1. En imaginant que l'entreprise soit liquidée du jour au lendemain

Si l'entreprise cesse toute activité, que se passe-t-il ?

  • elle revend tout ce qu'elle possède (*)
  • elle rembourse toutes ses dettes (fournisseurs et établissements bancaires)
  • les propriétaires récupèrent ce qui reste.

"Ce qui reste", ce sont les fonds propres.

Mathématiquement, on calcule les fonds propres par différence entre le total de l'actif et le total des dettes dues aux tiers.

(*) Dans ce raisonnement, on part du principe que la valeur comptable des actifs et leur prix de revente sont équivalents — ce qui est rarement le cas en réalité.

2. En comprenant la façon dont ils évoluent d'année en année

  • Au démarrage d'une activité, les fonds propres sont constitués de l'apport en capital des associés (leur mise de départ).
  • À la fin de l'année, le bénéfice constaté vient s'ajouter aux fonds propres précédents.
  • Le bénéfice constitue un "droit aux dividendes", qui peuvent être versés aux propriétaires ou laissés en réserve. Les dividendes versés (ou les prélèvements privés, selon le régime juridique) viennent en diminution des fonds propres
  • Et ainsi de suite, tous les ans.

Les fonds propres sont constitués des capitaux injectés par les propriétaires de l'entreprise, auxquels on ajoute les bénéfices cumulés de l'entreprise, et desquels on retranche les dividendes (ou la part versée tous les ans aux associés).

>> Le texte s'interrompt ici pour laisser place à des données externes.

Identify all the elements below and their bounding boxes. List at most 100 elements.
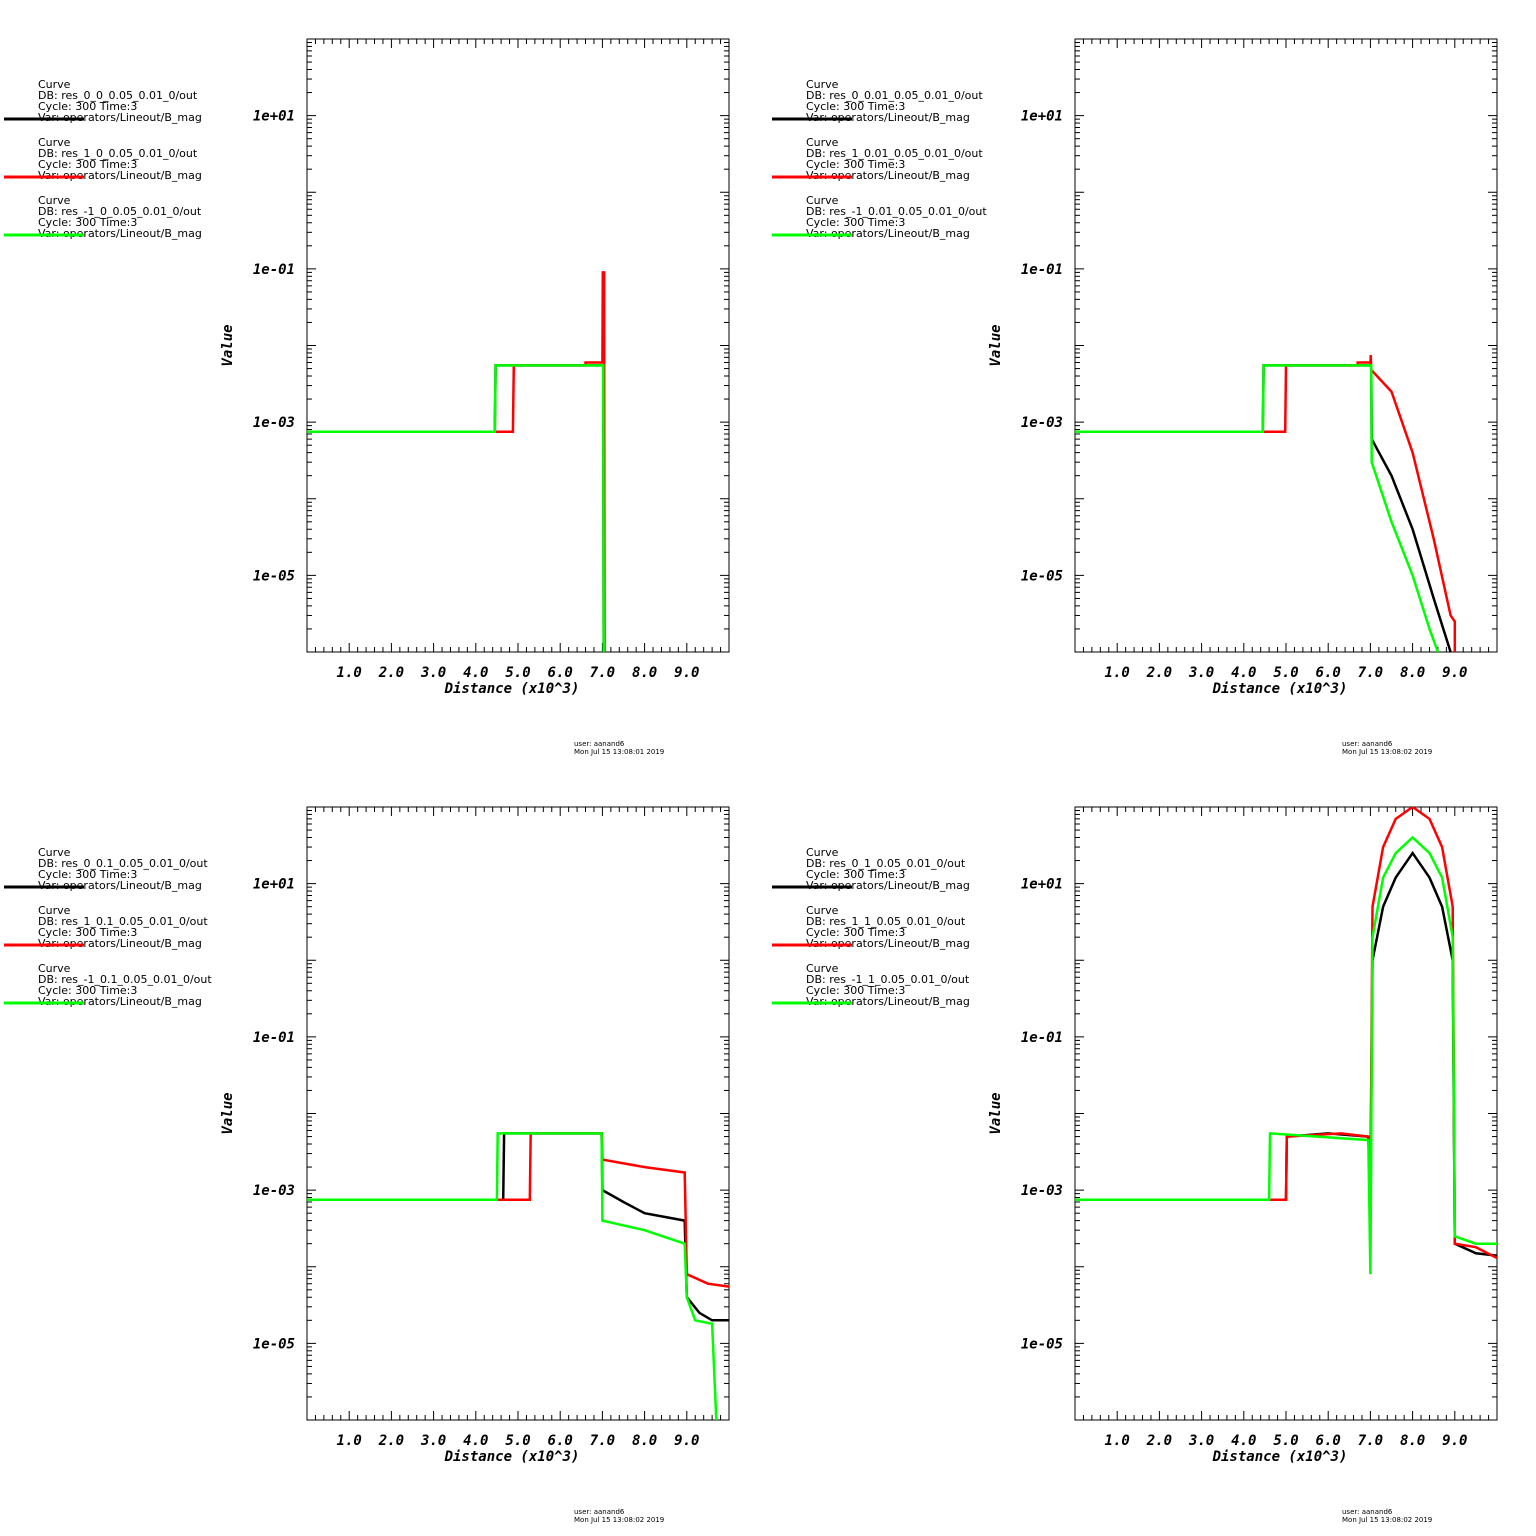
legend-text: Curve — [38, 962, 71, 975]
chart-panel: 1.0 2.0 3.0 4.0 5.0 6.0 7.0 8.0 9.0 1e+01 1e-01 1e-… — [772, 806, 1498, 1524]
x-axis-title: Distance (x10^3) — [444, 1449, 580, 1465]
x-tick-label: 4.0 — [463, 665, 488, 681]
legend-text: DB: res_0_0.01_0.05_0.01_0/out — [806, 89, 983, 102]
series-line — [1075, 355, 1457, 652]
legend-text: Cycle: 300 Time:3 — [38, 984, 137, 997]
legend-text: DB: res_-1_1_0.05_0.01_0/out — [806, 973, 970, 986]
x-tick-label: 9.0 — [674, 665, 699, 681]
legend-text: Curve — [38, 846, 71, 859]
x-tick-label: 2.0 — [1146, 1433, 1172, 1449]
legend-text: Cycle: 300 Time:3 — [38, 100, 137, 113]
x-tick-label: 1.0 — [1105, 1433, 1130, 1449]
chart-panel: 1.0 2.0 3.0 4.0 5.0 6.0 7.0 8.0 9.0 1e+01 1e-01 1e-… — [4, 38, 730, 756]
plot-frame — [1074, 38, 1498, 653]
legend-text: Var: operators/Lineout/B_mag — [38, 879, 202, 892]
legend-text: Cycle: 300 Time:3 — [806, 984, 905, 997]
legend-text: Cycle: 300 Time:3 — [38, 868, 137, 881]
y-tick-label: 1e-01 — [1021, 1030, 1063, 1046]
legend-text: Var: operators/Lineout/B_mag — [38, 227, 202, 240]
y-axis-title: Value — [220, 324, 236, 366]
x-tick-label: 9.0 — [674, 1433, 699, 1449]
series-line — [1075, 835, 1497, 1275]
series-line — [307, 1132, 718, 1420]
series-line — [307, 364, 605, 652]
legend-text: Cycle: 300 Time:3 — [806, 100, 905, 113]
legend-text: DB: res_0_1_0.05_0.01_0/out — [806, 857, 966, 870]
x-tick-label: 6.0 — [1316, 665, 1341, 681]
x-tick-label: 5.0 — [505, 665, 530, 681]
x-tick-label: 5.0 — [1273, 665, 1298, 681]
x-axis-title: Distance (x10^3) — [444, 681, 580, 697]
legend-text: Var: operators/Lineout/B_mag — [38, 995, 202, 1008]
legend-text: DB: res_0_0_0.05_0.01_0/out — [38, 89, 198, 102]
legend-text: DB: res_1_1_0.05_0.01_0/out — [806, 915, 966, 928]
x-tick-label: 5.0 — [1273, 1433, 1298, 1449]
y-tick-label: 1e-01 — [253, 262, 295, 278]
x-tick-label: 7.0 — [590, 665, 615, 681]
stamp-text: user: aanand6 — [1342, 740, 1393, 748]
legend-text: Var: operators/Lineout/B_mag — [806, 227, 970, 240]
x-tick-label: 2.0 — [1146, 665, 1172, 681]
stamp-text: Mon Jul 15 13:08:02 2019 — [1342, 748, 1432, 756]
x-tick-label: 3.0 — [420, 665, 446, 681]
legend-text: Var: operators/Lineout/B_mag — [38, 111, 202, 124]
stamp-text: Mon Jul 15 13:08:01 2019 — [574, 748, 664, 756]
x-tick-label: 3.0 — [420, 1433, 446, 1449]
y-axis-title: Value — [988, 324, 1004, 366]
x-tick-label: 9.0 — [1442, 1433, 1467, 1449]
x-tick-label: 3.0 — [1188, 665, 1214, 681]
series-line — [1075, 364, 1440, 652]
legend-text: Cycle: 300 Time:3 — [38, 926, 137, 939]
legend-text: Curve — [806, 194, 839, 207]
legend-text: Var: operators/Lineout/B_mag — [38, 937, 202, 950]
legend-text: DB: res_-1_0.1_0.05_0.01_0/out — [38, 973, 212, 986]
y-tick-label: 1e-01 — [253, 1030, 295, 1046]
plot-frame — [306, 806, 730, 1421]
legend-text: DB: res_0_0.1_0.05_0.01_0/out — [38, 857, 208, 870]
plot-frame — [306, 38, 730, 653]
x-tick-label: 9.0 — [1442, 665, 1467, 681]
legend-text: Var: operators/Lineout/B_mag — [38, 169, 202, 182]
legend-text: Var: operators/Lineout/B_mag — [806, 111, 970, 124]
stamp-text: user: aanand6 — [574, 740, 625, 748]
x-tick-label: 8.0 — [632, 665, 657, 681]
x-axis-title: Distance (x10^3) — [1212, 1449, 1348, 1465]
y-tick-label: 1e-05 — [253, 568, 295, 584]
stamp-text: user: aanand6 — [1342, 1508, 1393, 1516]
x-tick-label: 6.0 — [548, 1433, 573, 1449]
legend-text: Curve — [806, 904, 839, 917]
legend-text: Var: operators/Lineout/B_mag — [806, 937, 970, 950]
legend-text: Cycle: 300 Time:3 — [806, 926, 905, 939]
x-tick-label: 7.0 — [590, 1433, 615, 1449]
series-line — [307, 1132, 729, 1288]
legend-text: Var: operators/Lineout/B_mag — [806, 995, 970, 1008]
series-line — [307, 364, 605, 652]
y-tick-label: 1e+01 — [253, 877, 295, 893]
series-line — [1075, 807, 1497, 1260]
x-tick-label: 1.0 — [337, 1433, 362, 1449]
legend-text: DB: res_-1_0_0.05_0.01_0/out — [38, 205, 202, 218]
legend-text: Curve — [38, 136, 71, 149]
legend-text: Var: operators/Lineout/B_mag — [806, 879, 970, 892]
series-line — [307, 1132, 729, 1322]
y-tick-label: 1e+01 — [1021, 109, 1063, 125]
y-tick-label: 1e-03 — [1021, 1183, 1063, 1199]
x-tick-label: 8.0 — [1400, 1433, 1425, 1449]
x-tick-label: 8.0 — [1400, 665, 1425, 681]
y-axis-title: Value — [988, 1092, 1004, 1134]
y-tick-label: 1e-03 — [253, 415, 295, 431]
y-tick-label: 1e-05 — [253, 1336, 295, 1352]
plot-frame — [1074, 806, 1498, 1421]
legend-text: DB: res_1_0.01_0.05_0.01_0/out — [806, 147, 983, 160]
x-tick-label: 2.0 — [378, 1433, 404, 1449]
legend-text: Cycle: 300 Time:3 — [38, 158, 137, 171]
legend-text: Cycle: 300 Time:3 — [806, 216, 905, 229]
stamp-text: user: aanand6 — [574, 1508, 625, 1516]
legend-text: DB: res_1_0.1_0.05_0.01_0/out — [38, 915, 208, 928]
legend-text: Var: operators/Lineout/B_mag — [806, 169, 970, 182]
x-tick-label: 4.0 — [463, 1433, 488, 1449]
y-axis-title: Value — [220, 1092, 236, 1134]
x-tick-label: 4.0 — [1231, 1433, 1256, 1449]
y-tick-label: 1e+01 — [1021, 877, 1063, 893]
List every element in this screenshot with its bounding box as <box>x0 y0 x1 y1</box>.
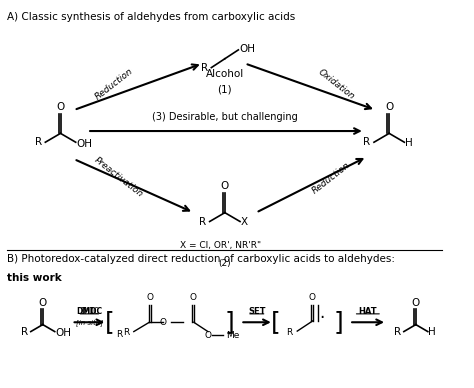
Text: A) Classic synthesis of aldehydes from carboxylic acids: A) Classic synthesis of aldehydes from c… <box>7 12 295 22</box>
Text: X = Cl, OR', NR'R": X = Cl, OR', NR'R" <box>180 241 261 249</box>
Text: H: H <box>405 138 413 148</box>
Text: X: X <box>241 217 248 227</box>
Text: O: O <box>204 331 211 340</box>
Text: R: R <box>116 330 122 340</box>
Text: OH: OH <box>239 44 255 54</box>
Text: O: O <box>385 102 393 112</box>
Text: O: O <box>147 293 154 302</box>
Text: H: H <box>428 327 436 337</box>
Text: R: R <box>364 137 371 147</box>
Text: (2): (2) <box>219 259 231 268</box>
Text: .: . <box>319 304 324 322</box>
Text: Oxidation: Oxidation <box>316 68 356 101</box>
Text: Alcohol: Alcohol <box>206 69 244 79</box>
Text: [: [ <box>271 310 281 334</box>
Text: HAT: HAT <box>358 307 377 316</box>
Text: R: R <box>199 217 206 227</box>
Text: O: O <box>221 181 229 191</box>
Text: O: O <box>56 102 64 112</box>
Text: R: R <box>123 328 129 337</box>
Text: O: O <box>189 293 196 302</box>
Text: [in situ]: [in situ] <box>76 319 103 326</box>
Text: O: O <box>412 298 420 308</box>
Text: Me: Me <box>226 331 239 340</box>
Text: DMDC: DMDC <box>76 307 102 316</box>
Text: Preactivation: Preactivation <box>92 156 145 199</box>
Text: (1): (1) <box>218 85 232 94</box>
Text: R: R <box>35 137 42 147</box>
Text: O: O <box>309 293 315 302</box>
Text: [: [ <box>104 310 114 334</box>
Text: (3) Desirable, but challenging: (3) Desirable, but challenging <box>152 112 298 122</box>
Text: ]: ] <box>333 310 343 334</box>
Text: SET: SET <box>248 307 265 316</box>
Text: R: R <box>21 327 28 336</box>
Text: R: R <box>394 327 401 336</box>
Text: O: O <box>159 318 166 327</box>
Text: O: O <box>38 298 47 308</box>
Text: OH: OH <box>55 328 72 338</box>
Text: OH: OH <box>76 139 92 149</box>
Text: this work: this work <box>7 273 62 283</box>
Text: B) Photoredox-catalyzed direct reduction of carboxylic acids to aldehydes:: B) Photoredox-catalyzed direct reduction… <box>7 254 395 264</box>
Text: Reduction: Reduction <box>93 67 135 102</box>
Text: DMDC: DMDC <box>80 307 99 316</box>
Text: R: R <box>287 328 293 337</box>
Text: ]: ] <box>224 310 234 334</box>
Text: R: R <box>201 62 208 73</box>
Text: Reduction: Reduction <box>311 160 352 195</box>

Plus les fonds propres sont faibles, plus l'entreprise est risquée

A qui prêteriez-vous le plus volontiers? A quelqu'un qui croule sous les dettes ou quelqu'un qui n'en a aucune? La réponse va de soi: quelqu'un de déjà endetté a des échéances à respecter, ce qui le rend plus vulnérable au moindre souci de trésorerie.

Tel est le fondement même de la notion de solvabilité à long terme: on va comparer le niveau des dettes à long et moyen terme au niveau des autres sources stables de financement.

Quel est la proportion dettes à long et moyen terme / fonds propres idéale ?

Cette question occupe des rayonnages entiers des bibliothèques, au rayon "théorie financière". Il n'y a pas de réponse formelle.

Précisons d'abord que l'endettement n'est pas une mauvaise chose en soi: c'est même un formidable outil de gestion financière. Exemple :

Vous avez le choix entre les deux alternatives suivantes :

  • investir de votre poche 2€ dans une entreprise qui va réaliser un bénéfice de 0.50€
  • mettre 1€ de votre poche dans cette même entreprise, et emprunter 1€ auprès d'une banque moyennant le paiement de 0.10€ d'intérêt

Quelle serait le rendement de chaque opération ?

  • Dans le premier cas, 0.50 / 2 = 25%
  • Dans le deuxième cas, (0.50 - 0.10) / 1 = 40% !!! Et ça vous laisse un Euro de disponible que vous pouvez placer ailleurs.

Tout est question de dosage, entre l'effet de levier que nous venons de décrire, et le risque induit par un trop fort endettement.

Il n'y a pas spécialement de règle. Mais on peut considérer qu'une proportion fonds propres / dettes LMT de 1 pour 1 n'inquiétera personne.

Cas extrême : fonds propres négatifs

Des fonds propres négatifs proviennent:

  • soit d'une accumulation successive de pertes, qui sont venues entamer la totalité du capital investi au départ par les associés
  • soit, dans le cas d'une société à l'impôt sur le revenu, de prélèvements privés trop importants par rapport aux résultats dégagés par l'entreprise.

Dans tous les cas, cela signifie qu'en cas d'arrêt immédiat de l'activité, il n'y a en théorie pas assez de ressources pour que tous les créanciers récupèrent leur mise.

Les banquiers fuient comme la peste les entreprises sans fonds propres. Pour ces dernières, rechercher de nouveaux financements est mission quasi-impossible.